In a nutshell, there are three main issues with the Council’s plans:
- Technical flaws and impropriety – the way the Council is conducting itself, conflicts of interest, excessive secrecy, and the way they are failing to carry out a proper public consultation
- The plans themselves are ‘unsound’ and don’t stand up to scrutiny, and don’t meet the ‘exceptional circumstances’ for release of greenbelt land
- The huge negative impact this will have on Bridgnorth and surrounding countryside – infrastructure, character of the town, the environment etc.
Meanwhile, we have been urging the council to look again at the consultation process, which was confusing, hard to access, and ill conceived; it contravenes the rules, ‘The Gunning Principles’ on public consultation.
We are also working hard to keep this issue in the press, and putting pressure on the council to make plain the “exceptional circumstances” which they say justifies such a large release of greenbelt land. We’re also networking with businesses, councillors, the CPRE, and other national and local organisations, as well as other greenbelt groups in East Shropshire. The Bridgnorth plans form part of a wider strategy by the council to take land out of the greenbelt to build an unprecedented number of homes across the East of our county. Greenbelt groups across the area think these plans do not stand up to scrutiny. In March, our MP Philip Dunne, and Shifnal’s MP Mark Pritchard took these concerns to the Minister of State for Housing and Planning. The Rt Hon Mark Pritchard went as far as calling the plans ‘environmental vandalism’ in a blistering attack on Shropshire planners.
The Council’s proposed plans for Bridgnorth can be found at https://shropshire.gov.uk/media/11273/04-preferred-sites-consultation-bridgnorth-place-plan-area.pdf
Bear in mind, to date, they are still unable to quantify, explain or evidence the ‘need’, or indeed the ‘exceptional circumstances’ for these plans.

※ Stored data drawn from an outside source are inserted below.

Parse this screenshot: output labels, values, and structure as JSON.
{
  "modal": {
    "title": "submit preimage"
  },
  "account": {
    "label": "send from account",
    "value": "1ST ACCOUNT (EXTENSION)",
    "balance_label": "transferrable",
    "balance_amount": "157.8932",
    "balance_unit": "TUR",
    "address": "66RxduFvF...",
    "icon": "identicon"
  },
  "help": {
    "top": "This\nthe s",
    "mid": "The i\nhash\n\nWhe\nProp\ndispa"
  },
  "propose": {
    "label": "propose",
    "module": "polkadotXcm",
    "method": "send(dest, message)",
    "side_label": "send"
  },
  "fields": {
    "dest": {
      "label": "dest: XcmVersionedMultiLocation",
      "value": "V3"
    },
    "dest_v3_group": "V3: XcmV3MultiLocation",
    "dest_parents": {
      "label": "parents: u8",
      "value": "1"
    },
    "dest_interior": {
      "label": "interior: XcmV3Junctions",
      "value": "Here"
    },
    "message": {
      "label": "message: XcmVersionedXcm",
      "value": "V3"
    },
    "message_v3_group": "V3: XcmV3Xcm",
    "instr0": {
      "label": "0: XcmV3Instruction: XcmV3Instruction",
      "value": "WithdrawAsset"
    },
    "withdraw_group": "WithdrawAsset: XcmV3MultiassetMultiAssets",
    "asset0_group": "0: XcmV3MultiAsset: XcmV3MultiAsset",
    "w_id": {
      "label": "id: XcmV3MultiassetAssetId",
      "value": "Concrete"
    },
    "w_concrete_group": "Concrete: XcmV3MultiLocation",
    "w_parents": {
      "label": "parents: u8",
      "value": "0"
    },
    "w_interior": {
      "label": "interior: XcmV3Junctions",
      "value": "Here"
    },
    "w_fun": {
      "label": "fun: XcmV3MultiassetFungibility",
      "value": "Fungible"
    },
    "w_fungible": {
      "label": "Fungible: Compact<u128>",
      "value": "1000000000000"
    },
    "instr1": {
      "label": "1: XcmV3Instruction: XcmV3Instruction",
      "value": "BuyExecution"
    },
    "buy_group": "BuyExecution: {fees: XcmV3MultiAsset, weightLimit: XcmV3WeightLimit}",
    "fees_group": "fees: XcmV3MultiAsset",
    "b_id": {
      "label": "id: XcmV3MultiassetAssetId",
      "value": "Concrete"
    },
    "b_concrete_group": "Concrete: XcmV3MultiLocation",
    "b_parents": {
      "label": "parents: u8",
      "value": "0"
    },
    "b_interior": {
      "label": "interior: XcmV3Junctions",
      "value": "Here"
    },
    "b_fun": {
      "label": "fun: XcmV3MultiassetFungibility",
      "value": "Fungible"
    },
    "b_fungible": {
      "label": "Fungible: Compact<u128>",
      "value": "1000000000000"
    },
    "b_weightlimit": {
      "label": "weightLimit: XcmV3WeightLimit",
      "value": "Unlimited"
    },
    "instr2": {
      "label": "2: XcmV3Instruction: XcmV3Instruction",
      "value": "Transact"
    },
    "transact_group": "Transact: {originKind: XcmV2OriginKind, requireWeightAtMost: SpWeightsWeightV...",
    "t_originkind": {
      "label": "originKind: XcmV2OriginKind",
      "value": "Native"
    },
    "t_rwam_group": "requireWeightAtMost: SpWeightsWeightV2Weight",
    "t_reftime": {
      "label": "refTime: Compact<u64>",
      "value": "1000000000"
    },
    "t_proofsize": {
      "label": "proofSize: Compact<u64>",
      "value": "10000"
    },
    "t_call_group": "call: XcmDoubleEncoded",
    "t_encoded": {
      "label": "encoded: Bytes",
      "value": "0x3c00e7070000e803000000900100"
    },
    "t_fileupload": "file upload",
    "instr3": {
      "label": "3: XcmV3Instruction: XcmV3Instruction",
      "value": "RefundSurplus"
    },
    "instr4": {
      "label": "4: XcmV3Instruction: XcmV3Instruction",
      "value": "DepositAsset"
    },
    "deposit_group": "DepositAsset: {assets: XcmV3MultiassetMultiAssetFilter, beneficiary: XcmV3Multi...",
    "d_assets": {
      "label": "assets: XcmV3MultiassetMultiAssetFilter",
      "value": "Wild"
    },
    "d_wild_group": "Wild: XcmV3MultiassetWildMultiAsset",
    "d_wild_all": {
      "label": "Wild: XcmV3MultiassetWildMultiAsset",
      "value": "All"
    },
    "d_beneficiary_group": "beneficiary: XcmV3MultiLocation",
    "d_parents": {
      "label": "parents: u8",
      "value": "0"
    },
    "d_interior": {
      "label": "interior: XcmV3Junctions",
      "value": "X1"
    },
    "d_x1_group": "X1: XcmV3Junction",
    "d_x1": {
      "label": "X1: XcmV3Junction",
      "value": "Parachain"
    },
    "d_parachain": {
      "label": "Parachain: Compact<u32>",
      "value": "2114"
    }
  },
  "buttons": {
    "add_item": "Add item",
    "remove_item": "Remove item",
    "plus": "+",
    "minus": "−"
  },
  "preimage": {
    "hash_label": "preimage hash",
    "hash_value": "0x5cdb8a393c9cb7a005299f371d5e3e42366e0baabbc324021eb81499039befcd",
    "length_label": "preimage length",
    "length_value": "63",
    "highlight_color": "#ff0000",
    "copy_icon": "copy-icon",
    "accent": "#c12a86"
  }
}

Indeed, both Michael Wood, County Cllr for Worfield, and Adrian Cooper, Head of Planning Policy, have said, ‘we can’t think where else to put it’.
Shropshire Council say there are “exceptional circumstances” – supposedly ‘affordable homes for local people’ – to justify this huge greenbelt development but haven’t produced any evidence. They admit there are no local Bridgnorth figures. They also admit that any new homes cannot be guaranteed for local residents. The National Planning Policy Framework, the national ‘rules’, say that:
“Inappropriate development is, by definition, harmful to the Green Belt and should not be approved except in very special circumstances. When considering any planning application, local planning authorities should ensure that substantial weight is given to any harm to the Green Belt. ‘Very special circumstances’ will not exist unless the potential harm to the Green Belt by reason of inappropriateness, and any other harm resulting from the proposal, is clearly outweighed by other considerations”.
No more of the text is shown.